Molecular dynamics (MD) was used to establish a mechanistic basis for the experimentally observed reduction in liquidus and solidus temperatures below the melting point of the end-members for the mixed oxides $\left(\text{Th},\text{U}\right){\text{O}}_2$, $\left(\text{Th},\text{Pu}\right){\text{O}}_2$ and $\left(\text{Pu},\text{U}\right){\text{O}}_2$. This dip is found at $\sim 5\text{\%}$ additions of the oxide with higher melting point to the oxide with the lower melting point. There are many causes suggested for the dip; here the distribution of the cation Frenkel energy for the mixed oxides caused by the local environment is proposed as a contributor.
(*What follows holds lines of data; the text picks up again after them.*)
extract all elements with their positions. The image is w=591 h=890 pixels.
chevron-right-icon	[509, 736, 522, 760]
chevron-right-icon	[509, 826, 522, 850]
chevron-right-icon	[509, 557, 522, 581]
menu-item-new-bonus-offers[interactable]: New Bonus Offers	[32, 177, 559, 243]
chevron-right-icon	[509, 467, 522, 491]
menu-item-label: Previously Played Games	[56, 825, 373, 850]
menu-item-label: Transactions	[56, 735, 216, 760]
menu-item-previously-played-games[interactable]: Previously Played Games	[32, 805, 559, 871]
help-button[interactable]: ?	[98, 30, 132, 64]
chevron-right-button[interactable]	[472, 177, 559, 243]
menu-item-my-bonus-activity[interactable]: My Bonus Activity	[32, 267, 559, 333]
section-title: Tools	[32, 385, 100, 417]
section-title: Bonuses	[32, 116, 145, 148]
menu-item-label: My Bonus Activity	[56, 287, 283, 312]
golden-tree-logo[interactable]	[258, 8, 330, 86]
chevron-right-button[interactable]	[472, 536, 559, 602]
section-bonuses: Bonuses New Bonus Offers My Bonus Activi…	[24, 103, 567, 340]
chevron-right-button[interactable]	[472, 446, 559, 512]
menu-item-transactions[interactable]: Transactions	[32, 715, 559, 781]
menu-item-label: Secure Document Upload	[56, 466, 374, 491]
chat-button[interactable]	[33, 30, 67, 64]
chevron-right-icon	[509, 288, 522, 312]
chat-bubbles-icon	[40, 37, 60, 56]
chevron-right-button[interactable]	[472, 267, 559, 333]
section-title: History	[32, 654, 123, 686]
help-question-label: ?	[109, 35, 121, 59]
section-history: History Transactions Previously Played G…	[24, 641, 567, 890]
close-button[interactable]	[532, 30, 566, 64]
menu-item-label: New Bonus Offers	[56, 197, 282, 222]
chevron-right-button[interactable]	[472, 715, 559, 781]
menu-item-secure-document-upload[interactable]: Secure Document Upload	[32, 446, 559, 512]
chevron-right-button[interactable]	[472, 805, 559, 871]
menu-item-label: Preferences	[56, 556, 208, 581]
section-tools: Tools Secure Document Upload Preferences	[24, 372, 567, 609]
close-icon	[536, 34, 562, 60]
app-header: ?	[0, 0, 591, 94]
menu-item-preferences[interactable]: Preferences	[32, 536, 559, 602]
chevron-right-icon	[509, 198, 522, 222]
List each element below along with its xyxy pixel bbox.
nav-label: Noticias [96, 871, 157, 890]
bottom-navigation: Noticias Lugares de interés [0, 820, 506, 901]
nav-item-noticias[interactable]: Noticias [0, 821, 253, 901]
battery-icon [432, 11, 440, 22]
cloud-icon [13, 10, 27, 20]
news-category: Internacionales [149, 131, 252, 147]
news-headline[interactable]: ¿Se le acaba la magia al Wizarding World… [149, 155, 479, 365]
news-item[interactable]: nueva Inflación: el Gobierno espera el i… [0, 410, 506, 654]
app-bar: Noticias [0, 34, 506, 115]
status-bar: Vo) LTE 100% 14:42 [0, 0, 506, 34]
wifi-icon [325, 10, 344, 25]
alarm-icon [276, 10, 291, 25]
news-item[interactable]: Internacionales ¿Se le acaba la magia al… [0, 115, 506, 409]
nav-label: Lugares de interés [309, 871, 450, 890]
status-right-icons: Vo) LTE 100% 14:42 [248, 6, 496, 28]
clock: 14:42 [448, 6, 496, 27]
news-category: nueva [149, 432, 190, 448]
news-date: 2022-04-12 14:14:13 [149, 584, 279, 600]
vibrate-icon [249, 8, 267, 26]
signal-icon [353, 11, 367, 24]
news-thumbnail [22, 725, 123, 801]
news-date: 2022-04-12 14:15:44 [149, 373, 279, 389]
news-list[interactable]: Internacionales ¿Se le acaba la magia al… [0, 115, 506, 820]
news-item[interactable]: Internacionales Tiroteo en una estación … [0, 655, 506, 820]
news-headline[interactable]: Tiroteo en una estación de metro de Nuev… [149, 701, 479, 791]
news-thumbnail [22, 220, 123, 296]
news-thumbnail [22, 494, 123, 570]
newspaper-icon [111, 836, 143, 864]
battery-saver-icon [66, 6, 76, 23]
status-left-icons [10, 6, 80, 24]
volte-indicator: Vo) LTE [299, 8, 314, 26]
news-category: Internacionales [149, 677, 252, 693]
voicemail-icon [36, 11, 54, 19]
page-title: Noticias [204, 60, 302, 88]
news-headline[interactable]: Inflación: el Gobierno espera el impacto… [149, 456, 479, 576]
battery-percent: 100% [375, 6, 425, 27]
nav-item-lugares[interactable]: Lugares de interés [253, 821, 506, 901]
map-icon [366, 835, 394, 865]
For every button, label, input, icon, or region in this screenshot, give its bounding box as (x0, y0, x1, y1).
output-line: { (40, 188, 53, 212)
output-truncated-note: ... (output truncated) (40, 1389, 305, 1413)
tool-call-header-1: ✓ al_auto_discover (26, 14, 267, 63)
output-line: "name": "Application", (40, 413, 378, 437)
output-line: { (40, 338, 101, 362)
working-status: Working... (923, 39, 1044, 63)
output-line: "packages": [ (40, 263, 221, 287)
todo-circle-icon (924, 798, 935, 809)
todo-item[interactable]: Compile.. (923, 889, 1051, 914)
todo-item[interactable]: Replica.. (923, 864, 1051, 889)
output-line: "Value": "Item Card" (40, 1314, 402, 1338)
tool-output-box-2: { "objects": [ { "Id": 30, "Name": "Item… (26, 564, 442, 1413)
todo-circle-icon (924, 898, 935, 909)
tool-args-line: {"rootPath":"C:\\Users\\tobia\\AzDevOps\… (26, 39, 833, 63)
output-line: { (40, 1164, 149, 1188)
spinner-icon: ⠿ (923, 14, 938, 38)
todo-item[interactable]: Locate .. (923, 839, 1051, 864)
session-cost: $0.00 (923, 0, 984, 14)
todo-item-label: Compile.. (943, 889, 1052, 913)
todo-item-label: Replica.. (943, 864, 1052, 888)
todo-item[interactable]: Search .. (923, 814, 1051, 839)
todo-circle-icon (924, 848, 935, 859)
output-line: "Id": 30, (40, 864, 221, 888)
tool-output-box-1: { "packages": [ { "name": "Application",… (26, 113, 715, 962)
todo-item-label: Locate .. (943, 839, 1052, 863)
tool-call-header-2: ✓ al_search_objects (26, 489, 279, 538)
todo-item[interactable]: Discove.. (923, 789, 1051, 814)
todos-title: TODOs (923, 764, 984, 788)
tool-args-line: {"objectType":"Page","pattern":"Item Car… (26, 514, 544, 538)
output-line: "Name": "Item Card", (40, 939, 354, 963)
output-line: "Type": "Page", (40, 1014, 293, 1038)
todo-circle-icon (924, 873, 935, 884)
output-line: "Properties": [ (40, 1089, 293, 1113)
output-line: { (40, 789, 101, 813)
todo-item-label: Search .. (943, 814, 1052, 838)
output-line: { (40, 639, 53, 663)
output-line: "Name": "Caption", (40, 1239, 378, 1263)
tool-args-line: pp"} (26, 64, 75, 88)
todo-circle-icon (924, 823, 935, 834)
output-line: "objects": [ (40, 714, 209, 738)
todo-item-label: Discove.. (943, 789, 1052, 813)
Furthermore, a variant of the moving interface method which yields information on the position of the solidus and liquidus boundaries, is used to predict the phase diagrams of these systems.

分子动力学（MD）用于为实验观察到的液相线和固相线温度降低到混合氧化物末端分子熔点以下而建立的机理基础 $（\text{钍}，\text{ü}）{\text{Ø}}_2$， $（\text{钍}，\text{普}）{\text{Ø}}_2$ 和 $（\text{普}，\text{ü}）{\text{Ø}}_2$。可在以下位置找到该倾角$〜5\text{％}$将熔点较高的氧化物添加到熔点较低的氧化物中。建议出现下降的原因有很多。在这里，由当地环境引起的混合氧化物的阳离子Frenkel能量分布被提出。此外，移动接口方法的一种变体可产生有关固相线和液相线边界位置的信息，用于预测这些系统的相图。